ROANOKE TIMES

                         Roanoke Times
                 Copyright (c) 1995, Landmark Communications, Inc.

DATE: SUNDAY, June 4, 1995                   TAG: 9506020030
SECTION: EXTRA                    PAGE: 5   EDITION: METRO 
SOURCE: JOE WHEELAN ASSOCIATED PRESS
DATELINE: DENVER                                LENGTH: Medium


RARE BOOKS, MURDER, RAINY SEATTLE ARE JOHN DUNNING'S WORLD

In John Dunning's world of rare books and obsessive book collectors, a valued edition of Poe's ``The Raven'' can set off a serial killer and put cop-turned-bookman Cliff Janeway on his trail.

Like his 1992 Janeway mystery, ``Booked to Die,'' Dunning's second books-and-murder excursion, ``The Bookman's Wake'' (Scribner), is a pleasurably suspenseful journey laced with plenty of book lore. The quest for the rare ``Raven'' is a fast-paced treasure hunt played out in Seattle's rainy streets, a shift from the Denver setting of ``Booked to Die.''

Dunning, a former antiquarian bookstore owner and ex-newspaper reporter, said in an interview that for plot reasons, he had to send Janeway somewhere, and he knows and likes Seattle. ``It couldn't be Denver again,'' he said.

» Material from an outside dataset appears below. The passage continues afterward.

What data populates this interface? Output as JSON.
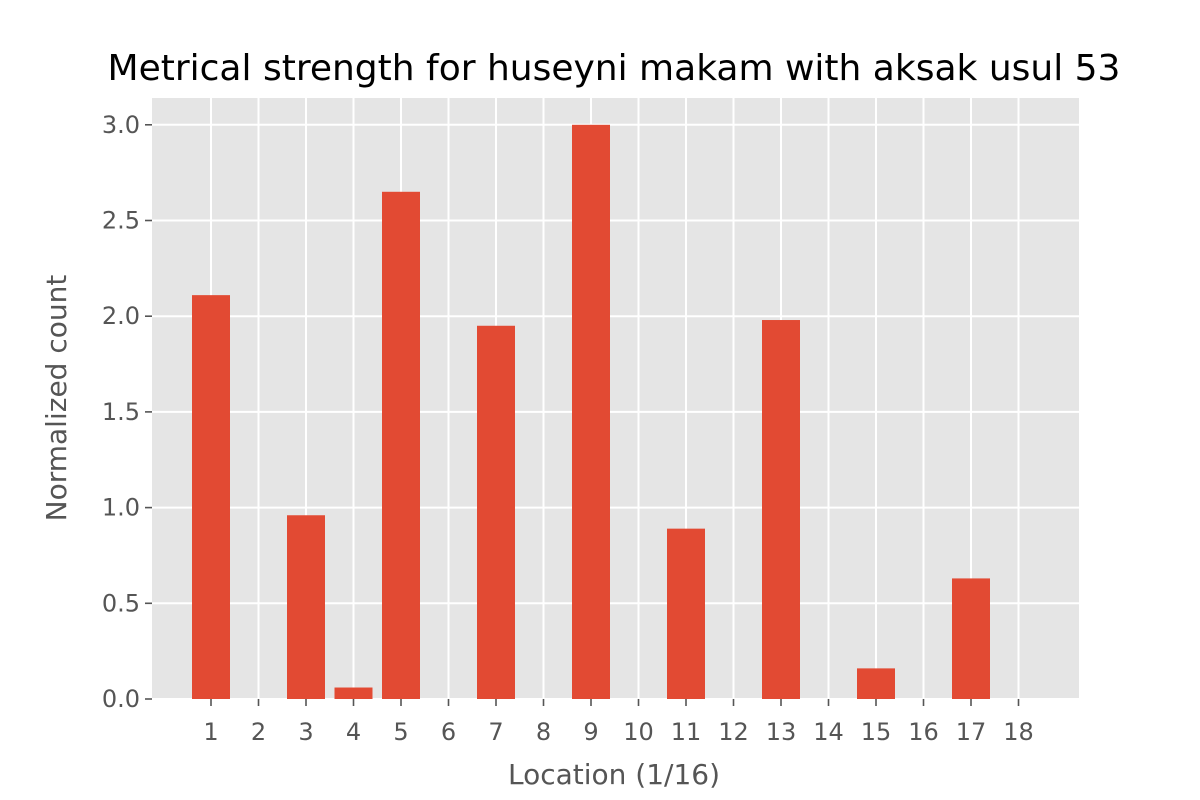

Janeway leaves his peaceful Denver bookstore when a swaggering former colleague from Janeway's Denver Police Department days lays out an intriguing proposal. He offers Janeway $5,000 to pick up a young woman in Seattle who broke into a home in Taos, N.M. - and far more if he can recover the copy of ``The Raven'' she allegedly stole.

The book, published by the legendary Grayson Press, doesn't exist in any bibliography; the Grayson brothers died in a fire near Seattle in 1969, the same year the book supposedly was printed.

Janeway doesn't believe the book exists at first, but, fascinated by the Grayson legacy, he goes to Seattle anyway and finds everything tinged with ambiguity and danger.

There is a sinister private detective named Pruitt who is so adept at shadowing people that he is nicknamed ``Darkman.'' There are the loyal former Grayson assistants who worshipfully guard the flame of the brothers' memory, and the savvy newswoman who wrote a book about the brothers and has some intriguing theories about how they lived and died.

And frightened, young Eleanor Rigby, the woman Janeway is assigned to escort back to Taos, has secrets of her own and turns out to be a kindred spirit when it comes to books. She and Janeway embark on a memorable day-long book-scouting odyssey through Seattle's used bookstores before he loses her on the way to the airport.

A serial killer in hiatus for 20 years begins his bloody work again, and the race to find the ``Raven'' converges with the mystery behind the master craftsman who supposedly published it. The climax is as satisfying as the chase leading to it.

Dunning, a skilled weaver of dialogue, suspense and plot, generously dispenses book tradecraft throughout ``Bookman's Wake,'' describing how to identify a first edition, the ins and outs of small-time fine book publishing and the idiosyncratic pricing of used books.

Readers become acquainted with book scouting's visceral rewards, too:

``Book scouting gives you the same kinds of thrills as gambling. You flirt with the lady in much the same way. You get hot and the books won't stop coming: you get cold and you might as well be playing pinochle with your mother-in-law.''

Dunning, 52, an expert on rare books who got out of the bookstore business to spend more time writing, does most of his work beginning at 4 a.m. behind a 1964 Hermes manual typewriter.

``I find it the best time creatively,'' he said. ``I believe most of the book is written subconsciously, when the heart isn't beating and the coffee isn't bubbling yet.''

Dunning is an aficionado of old-time radio. He has a library of 35,000 programs from the Golden Age of Radio that he plays on his Sunday night Denver radio show.

His show-by-show encyclopedia of network radio from 1926 to 1962, ``Tune in Yesterday,'' is due from Oxford University Press next year.